Thursday Night Film Series continue dernier soir avec Entre les Murs, une film intéressante si elle n'est pas particulièrement amusant. I actually thought it was a documentary. Although I’d never heard of it before, apparently it won the Palme d'Or at Cannes in 2008 and was the French Oscar nominee for Best Foreign Film, which just goes to show you how up I am on all things cultural. (Not, in other words.)
Film chronicled a year in a middle school in the 20th arrondisement. French education has changed a lot since Zero Pour Conduit or even Les Quatre Cents Coups (one of my all-time favorite movies) – now it resembles education in Oakland or inner city Los Angeles or even (gasp!) Monterey with Africans subbing for Mexicans. That was the most fascinating part of the film for me, watching how the ever flickering internecine classroom feuds among the different nationalities – Berber Moslems from Morroco, black Moslems from the Republic of Mali, black Christians from Martinique – could be pushed aside when dealing with a common enemy i.e. the teacher. Student actors were very good – I had a hard time believing they were working from any kind of script.
Film was frustrating to watch because the teacher was such an awful teacher. Serious boundary issues there.

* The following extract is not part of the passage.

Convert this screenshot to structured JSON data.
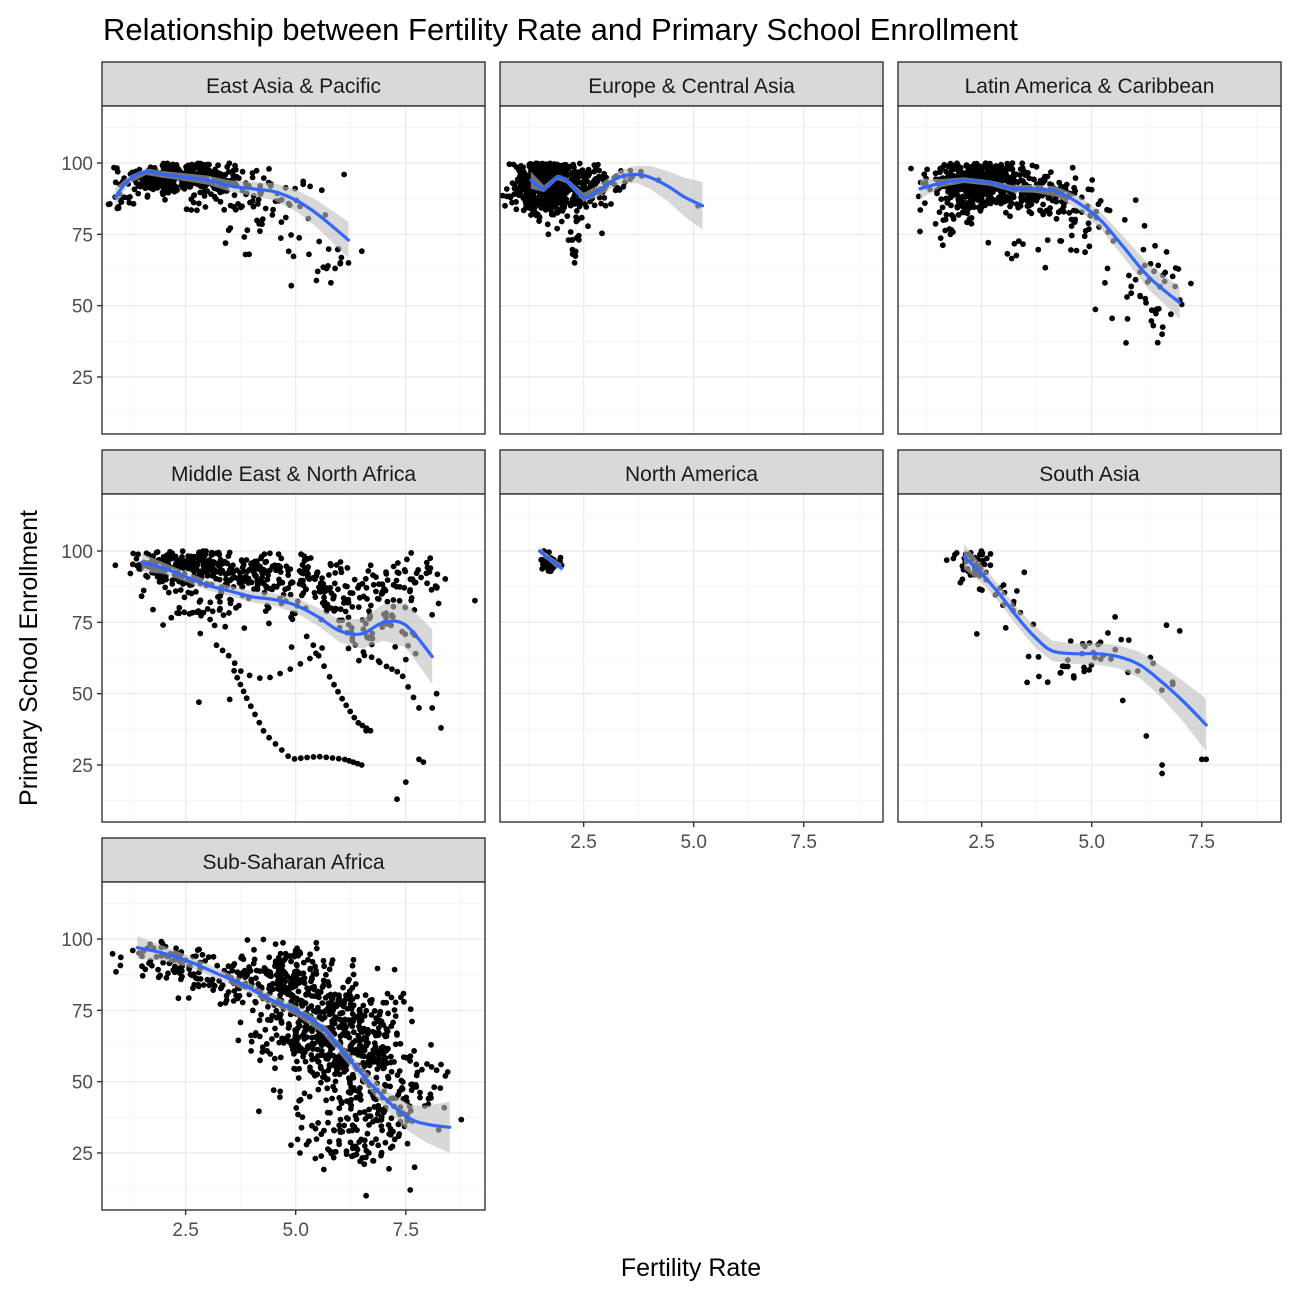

Afterwards Marybeth and I got pleasantly drunk at the nearly empty nearby Jack’s, and she described her student teaching assignment in the heart of Oakland – “So there I was crying hysterically in the bathroom, and my Master Teacher just shook her head. ‘The problem is you’re trying to be their friend. Tomorrow go in there and be Adolph Fucking Hitler.’ And that’s exactly what I did and it worked. And that’s exactly what I’ve done ever since.”
Marybeth and Kim are going to Paris in April and I am going to house sit which is beyond perfect – they have one of my favorite houses in the world.
I also got the Marybeth seal of approval for my future plans. “Traveling with the circus sounds wonderful to me! In fact, I’m jealous. No, Patty, no – you have worked and worked and worked and worked your ass off these past six years. You need a break. Just do one thing for me – get a video camera and make a movie about the circus! Even without any film making experience, you should be able to make a movie at least as good as The Class.”
Not a bad idea. Robin's adventures could make an interesting documentary.
I’d spent the day divesting yet more junk via Freecycle and sorting through old photographs. Only one of them made me cry – snapshot of Kevin who was killed by a drunk driver eight years after this picture was taken. The Hares have a familial curse – the firstborn of every generation dies in a car crash. This has been going on since there’ve been automobiles and Hares.
I lost touch with Desi, Pat and their kids after my divorce from Bill (understandably.) But I’d liked Kevin very much as a kid, was very sad when I learned he’d died. He didn’t deserve to be the generational sacrifice.
Not counting Kevin pathos, I cried for two and a half hours yesterday. Slight improvement over the day before.